Jonathan Dekel-Chen se trouvait aux États-Unis à l’occasion d’une conférence universitaire, le 7 octobre, quand un ami l’avait informé de l’attaque qui était en train de se dérouler dans le sud d’Israël. Il s’était immédiatement connecté au groupe du kibboutz, sur WhatsApp, pour suivre les événements en cours dans la communauté.
Depuis, il consacre son énergie et ses émotions à la nécessité de faire libérer Sagui et tous les autres otages. Citoyen américain, Dekel-Chen déclare tenter de faire bouger les choses en exerçant un maximum de pression sur les gouvernements étrangers.

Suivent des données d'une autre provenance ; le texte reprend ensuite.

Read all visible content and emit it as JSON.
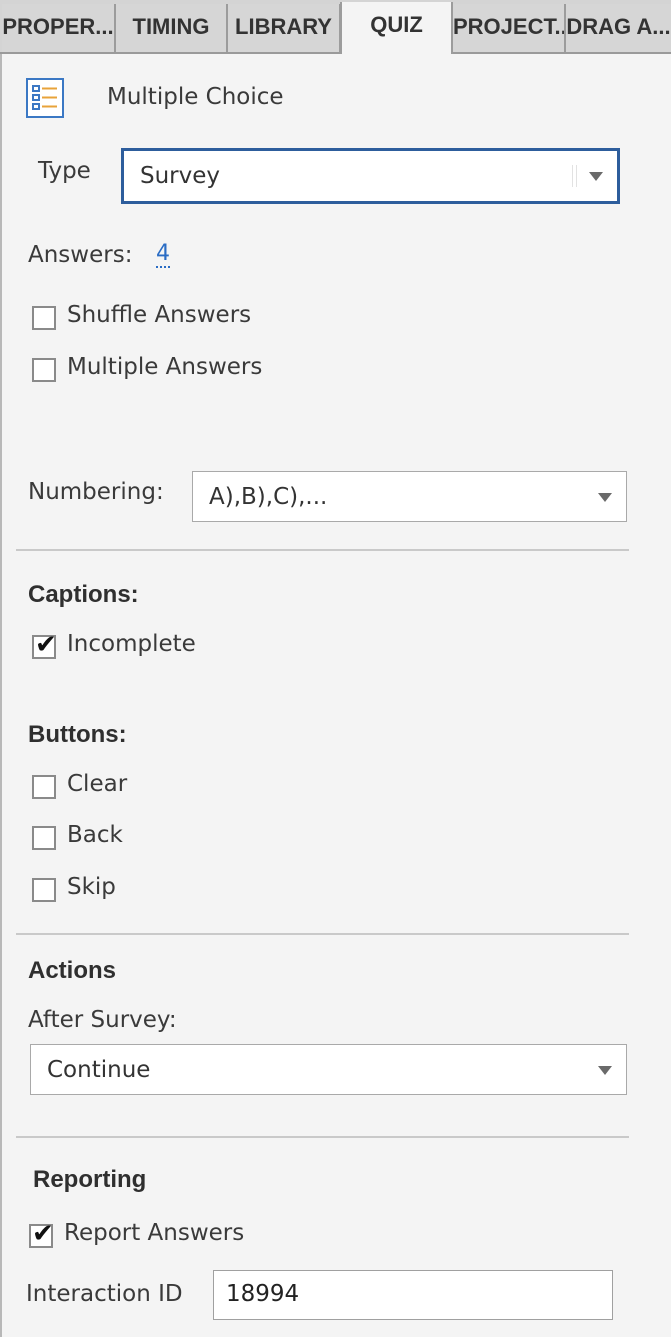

Dekel-Chen reconnaît que si ses échanges avec les responsables des Nations unies ne sont pas un secret, il n’est pas pour autant en mesure d’en révéler la teneur.
Il critique le gouvernement israélien qui a adopté un positionnement dur dans les négociations visant à obtenir la remise en liberté des otages et à faire une pause dans les combats – voire à mettre en place un cessez-le-feu permanent. Des négociations entre les deux parties concernées qui se déroulent par le biais des États-Unis, du Qatar et de l’Égypte.
« Pour négocier, il doit y avoir la marge nécessaire », explique Dekel-Chen. « C’est une situation unique. C’est la première fois, dans toute l’Histoire d’Israël, que le gouvernement n’agit pas dans l’intérêt absolu de la population. Cela n’était jamais arrivé auparavant et cela doit changer au nom de la survie à long-terme d’Israël ».
Il est maintenant à Washington, DC, où il va rencontrer des responsables communautaires juifs pour évoquer le rôle qui peut être le leur s’agissant du rapatriement des otages, sains et saufs. Au programme, des réunions sont aussi prévues avec des officiels de premier plan, à la Maison Blanche. Il prendra de surcroît la parole, vendredi, lors de la Conservative Political Action Conference, un rassemblement emblématique du parti républicain où le nominé à la présidentielle présumé Donald Trump fera aussi une apparition.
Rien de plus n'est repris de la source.